A single large egg packs 6.3 grams of protein, 5.3 grams of fat, and virtually no carbohydrates (about half a gram) into roughly 72 calories. But the real story is what comes along with those macronutrients: a dense concentration of vitamins, minerals, and other compounds that few single foods can match.
Protein That Sets the Standard
Egg protein is one of the highest-quality proteins you can eat. It has a protein digestibility score of 1.0, the maximum possible rating, meaning your body can absorb and use nearly all of it. This score puts eggs on the same level as whey protein and above most plant-based sources. One large egg delivers about 6.3 grams split between the white and the yolk, with the white containing slightly less protein per gram than the yolk (about 11% protein by weight versus 16% in the yolk). Many people toss yolks to cut calories, but they’re discarding almost half the protein along with most of the vitamins and minerals.
Fat and Cholesterol
The 5.3 grams of total fat in a large egg include 1.6 grams of saturated fat, with the rest being a mix of monounsaturated and polyunsaturated fats. All of this fat lives in the yolk. Standard eggs contain a small amount of omega-3 fatty acids, though the levels are modest. Omega-3 enriched eggs, produced by feeding hens flaxseed or fish oil, can contain roughly 10 to 12 times more omega-3s than conventional eggs.
A single large egg contains about 186 milligrams of cholesterol. The current Dietary Guidelines for Americans recommend keeping dietary cholesterol “as low as possible without compromising nutritional adequacy,” but they no longer set a specific daily cap. For most healthy people, the cholesterol in eggs has a relatively small effect on blood cholesterol levels compared to saturated fat intake. The guidelines include eggs as part of a healthy dietary pattern, grouping them with lean meats and poultry at about 26 ounce-equivalents per week.
Vitamins Concentrated in the Yolk
Nearly all of an egg’s vitamins sit in the yolk. The standout is choline, a nutrient most people don’t get enough of. A single yolk provides roughly 115 to 150 milligrams of choline, and the adequate daily intake for adults is 425 to 550 milligrams. Choline is a building block for a brain chemical called acetylcholine, which plays a direct role in memory and learning. It also supports liver function and helps transport fats out of the liver.
Eggs supply meaningful amounts of several B vitamins, particularly B12 and riboflavin (B2), both of which help convert food into energy. You also get vitamin A (about 245 IU per yolk, contributing to vision and immune function) and a small but useful amount of vitamin D (about 18 IU per yolk). Vitamin D is hard to find in food, so even this modest contribution adds up if you eat eggs regularly.
Minerals Worth Noting
Eggs are a good source of selenium, a mineral that supports thyroid function and acts as an antioxidant. A single egg provides around 5 micrograms of selenium, with the daily recommended intake being 55 micrograms for adults. They also contain phosphorus (important for bone health), zinc (which supports immune function and wound healing), and iodine, another mineral critical for thyroid health. Per 100 grams, eggs contain roughly 198 milligrams of phosphorus, 1.3 milligrams of zinc, and 21 micrograms of iodine.

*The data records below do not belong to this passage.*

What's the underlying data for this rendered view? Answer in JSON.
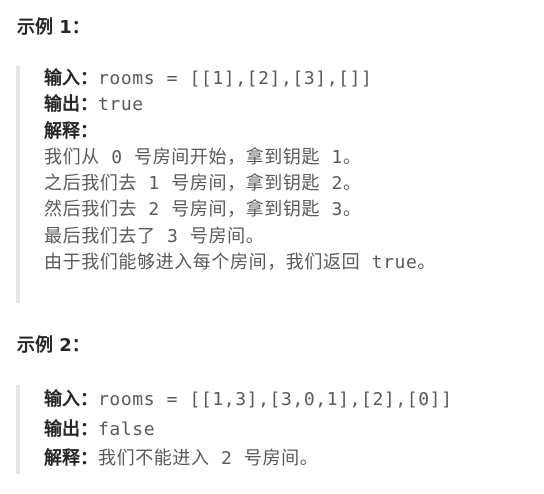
{
  "examples": [
    {
      "title": "示例 1：",
      "input_label": "输入：",
      "input_value": "rooms = [[1],[2],[3],[]]",
      "output_label": "输出：",
      "output_value": "true",
      "explanation_label": "解释：",
      "explanation_lines": [
        "我们从 0 号房间开始，拿到钥匙 1。",
        "之后我们去 1 号房间，拿到钥匙 2。",
        "然后我们去 2 号房间，拿到钥匙 3。",
        "最后我们去了 3 号房间。",
        "由于我们能够进入每个房间，我们返回 true。"
      ]
    },
    {
      "title": "示例 2：",
      "input_label": "输入：",
      "input_value": "rooms = [[1,3],[3,0,1],[2],[0]]",
      "output_label": "输出：",
      "output_value": "false",
      "explanation_label": "解释：",
      "explanation_text": "我们不能进入 2 号房间。"
    }
  ]
}
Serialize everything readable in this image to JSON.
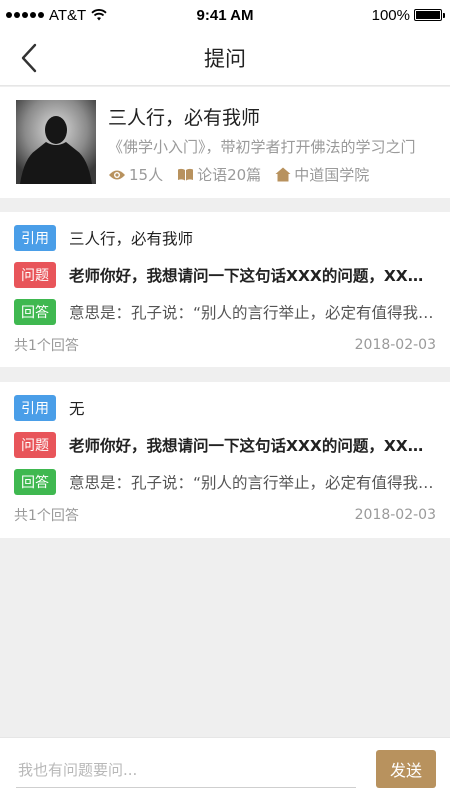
{
  "status_bar": {
    "carrier": "AT&T",
    "time": "9:41 AM",
    "battery": "100%"
  },
  "nav": {
    "title": "提问"
  },
  "course": {
    "title": "三人行，必有我师",
    "description": "《佛学小入门》，带初学者打开佛法的学习之门",
    "views": "15人",
    "articles": "论语20篇",
    "academy": "中道国学院"
  },
  "questions": [
    {
      "quote_tag": "引用",
      "quote": "三人行，必有我师",
      "question_tag": "问题",
      "question": "老师你好，我想请问一下这句话XXX的问题，XXX是什么意思",
      "answer_tag": "回答",
      "answer": "意思是：孔子说：“别人的言行举止，必定有值得我学习的地方”",
      "answer_count": "共1个回答",
      "date": "2018-02-03"
    },
    {
      "quote_tag": "引用",
      "quote": "无",
      "question_tag": "问题",
      "question": "老师你好，我想请问一下这句话XXX的问题，XXX是什么意思",
      "answer_tag": "回答",
      "answer": "意思是：孔子说：“别人的言行举止，必定有值得我学习的地方”",
      "answer_count": "共1个回答",
      "date": "2018-02-03"
    }
  ],
  "composer": {
    "placeholder": "我也有问题要问...",
    "send_label": "发送"
  },
  "colors": {
    "accent": "#b8925e",
    "tag_quote": "#4a9ee8",
    "tag_question": "#e8555a",
    "tag_answer": "#3fb850"
  }
}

Iron is present in the yolk as well, though in smaller amounts than you’d get from red meat. The form of iron in eggs is less easily absorbed than the type found in animal muscle, so eggs aren’t a primary iron source, but they contribute to overall intake.
Lutein and Zeaxanthin for Eye Health
Egg yolks get their yellow color from two antioxidants called lutein and zeaxanthin, both of which accumulate in the retina and help protect against age-related damage to your eyes. Spinach and kale contain higher total amounts of these compounds, but the fat in egg yolks makes them significantly more bioavailable. Your body absorbs lutein and zeaxanthin from eggs more efficiently than from plant sources because the fat acts as a carrier, dissolving these compounds so they can pass through your intestinal wall more easily.
What the White Contributes
Egg whites are mostly water and protein, with trace amounts of minerals like potassium and sodium. They contain almost no fat, no cholesterol, and very few calories (about 17 per white). If you’re eating whites only, you’re getting high-quality protein but missing the choline, vitamin D, vitamin A, lutein, zeaxanthin, and most of the B vitamins that make eggs nutritionally distinctive. The yolk is where the micronutrient density lives.
How Cooking Affects Nutrients
Heat doesn’t significantly reduce the mineral or choline content of eggs. Protein becomes easier to digest when cooked, so a cooked egg actually delivers more usable protein than a raw one. Some heat-sensitive vitamins like B12 and vitamin A decline slightly with cooking, but the losses are small with methods like poaching, soft-boiling, or scrambling over moderate heat. Frying at high temperatures for extended periods causes the greatest nutrient losses, though even fried eggs retain most of their nutritional value. The biggest variable in cooking is what you add: butter or oil increases the calorie and fat content, while boiling or poaching keeps the egg’s nutritional profile essentially unchanged.